Чтоб удачно писать, как-никак
Я нуждаюсь в хорошей зацепке.
***
Перевод А. Тарковского:
На седину не поскупилось время
И спело песню сумерек. Иду,
А за спиною — старость, вровень с теми
Платанами, чьи листья как в бреду.
Я здесь косил, да сено ветром сдуло.
О пиримзе, где нежный венчик твой?
Редея, кроны клонятся сутуло,
И в дол схожу я узкою тропой.
И как Шопен мне листьев шум, похожий
На приглушенный горестный напев.
Мир быстротечен, как всегда, но все же
Под этот шум идет озимый сев.
И память копит избранные думы,
Как золото запасов семенных,
А листья — как червонцы толстосума:
Настанет ночь и обесценит их.
Вгляжусь в туман: где моря блеск вчерашний?

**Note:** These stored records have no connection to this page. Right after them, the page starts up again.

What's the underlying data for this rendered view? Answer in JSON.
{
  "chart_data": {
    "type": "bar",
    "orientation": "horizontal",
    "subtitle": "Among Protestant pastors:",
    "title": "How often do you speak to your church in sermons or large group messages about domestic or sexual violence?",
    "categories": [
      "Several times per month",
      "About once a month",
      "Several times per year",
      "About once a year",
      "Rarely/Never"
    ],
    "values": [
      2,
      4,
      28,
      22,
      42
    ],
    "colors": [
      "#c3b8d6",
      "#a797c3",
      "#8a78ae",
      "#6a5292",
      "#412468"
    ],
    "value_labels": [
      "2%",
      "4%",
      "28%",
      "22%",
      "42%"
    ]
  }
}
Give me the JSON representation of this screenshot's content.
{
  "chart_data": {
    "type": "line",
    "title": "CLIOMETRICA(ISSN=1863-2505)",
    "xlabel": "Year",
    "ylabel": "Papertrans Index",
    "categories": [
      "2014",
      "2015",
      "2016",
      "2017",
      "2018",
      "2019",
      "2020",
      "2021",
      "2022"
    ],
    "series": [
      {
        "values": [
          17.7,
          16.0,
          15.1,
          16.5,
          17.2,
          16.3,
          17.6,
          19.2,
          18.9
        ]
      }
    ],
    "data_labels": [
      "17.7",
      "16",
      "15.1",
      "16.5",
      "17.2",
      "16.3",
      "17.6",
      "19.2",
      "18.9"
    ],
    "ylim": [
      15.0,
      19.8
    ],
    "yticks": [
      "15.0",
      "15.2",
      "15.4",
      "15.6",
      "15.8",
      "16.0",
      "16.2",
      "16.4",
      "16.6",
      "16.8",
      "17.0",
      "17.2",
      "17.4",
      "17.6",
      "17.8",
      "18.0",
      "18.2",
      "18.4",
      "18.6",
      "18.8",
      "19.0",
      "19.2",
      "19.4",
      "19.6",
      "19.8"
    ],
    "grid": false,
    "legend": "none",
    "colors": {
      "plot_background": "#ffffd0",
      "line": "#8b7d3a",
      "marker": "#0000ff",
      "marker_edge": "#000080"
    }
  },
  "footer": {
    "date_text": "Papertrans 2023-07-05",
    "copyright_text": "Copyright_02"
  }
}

Древесный корень мне связал ступни,
Мне лучший плод не сладок, а на пашне
Я сеятель еще и в эти дни.
***
Перевод Б. Ахмадулиной:
Сказанное во время бомбежки
В той давности, в том времени условном
что был я прежде? Облако? Звезда?
Не пробужденный колдовством любовным
алгетский камень, чистый, как вода?
Ценой любви у вечности откуплен,
я был изъят из тьмы, я был рожден.
Я — человек. Я, как поющий купол,
округло и таинственно сложен.
Познавший мудрость, сведущий в искусствах,
в тот день я крикнул: — О земля моя!
Даруй мне тень! Пошли хоть малый кустик —
простить меня и защитить меня!
Там, в небесах, не склонный к проволочке
сияющий нацелен окуляр,
чтобы вкусил я беззащитность точки,
которой алчет перпендикуляр.
Я по колено в гибели, по пояс,
я вязну в ней, тесно дышать груди.
О школьник обезумевший! Опомнись!
Губительной прямой не проводи.
Я — человек! И драгоценен пламень
в душе моей. Но нет, я не хочу
сиять заметно! Я — алгетский камень.
О господи, задуй во мне свечу!
И отдалился грохот равномерный,
н куст дышал, и я дышал под ним.
Немилосердный ангел современный
побрезговал ничтожеством моим.
И в этот мир, где пахло и желтело,
смеркалось, пело, силилось сверкнуть,
я нежно вынес собственного тела
родимую и жалостную суть.
Заплакал я, всему живому близкий,
вздыхающий, трепещущий, живой.
О высота моей молитвы низкой,
я подтверждаю бедный лепет твой.
Я видел одинокое, большое
свое лицо. Из этого огня
себя я вынес, как дитя чужое,
слегка напоминавшее меня.
Не за свое молился долговечье
в тот год, в тот час, в той темной тишине —
за чье-то золотое, человечье,
случайно обитавшее во мне.
И выжило оно. И над водою
стоял я долго. Я устал тогда.
Мне стать хотелось облаком, звездою,
Алгетским камнем, чистым, как вода.
***
О, Грузия! Нам слезы вытирая,
Ты русской музы колыбель вторая,
О Грузии забыв неосторожно,
В России быть поэтом невозможно.
Е. Евтушенко
***
перевод Б. Ахмадулиной
Комком и невесомым, и весомым
ты бросила,
как девочка, дразня.
Ты бросила в меня
снежком веселым,
снежком печальным бросила в меня…
Чтобы вернуть далекое до боли
и чуждое всех нынешних тревог,
ты бросила цветком бы лучше —
что ли!
Но и цветок бы даже не помог.
Я позабыл, как сам вот так же бегал
и как швырял в других снежками сам.
Лишь белого прибавила ты к белым,
моим туманно-белым волосам.
В меня снежком, смеясь,
швырнула юность
и, раскрасневшись вся на холоду,
захлопала в ладоши,
повернулась,
и заскользили туфельки на льду.
Но откровенно
и неоткровенно
твержу себе —
когда настанет срок,
став молодым, последний раз, наверно,
верну тебе
последний мой снежок.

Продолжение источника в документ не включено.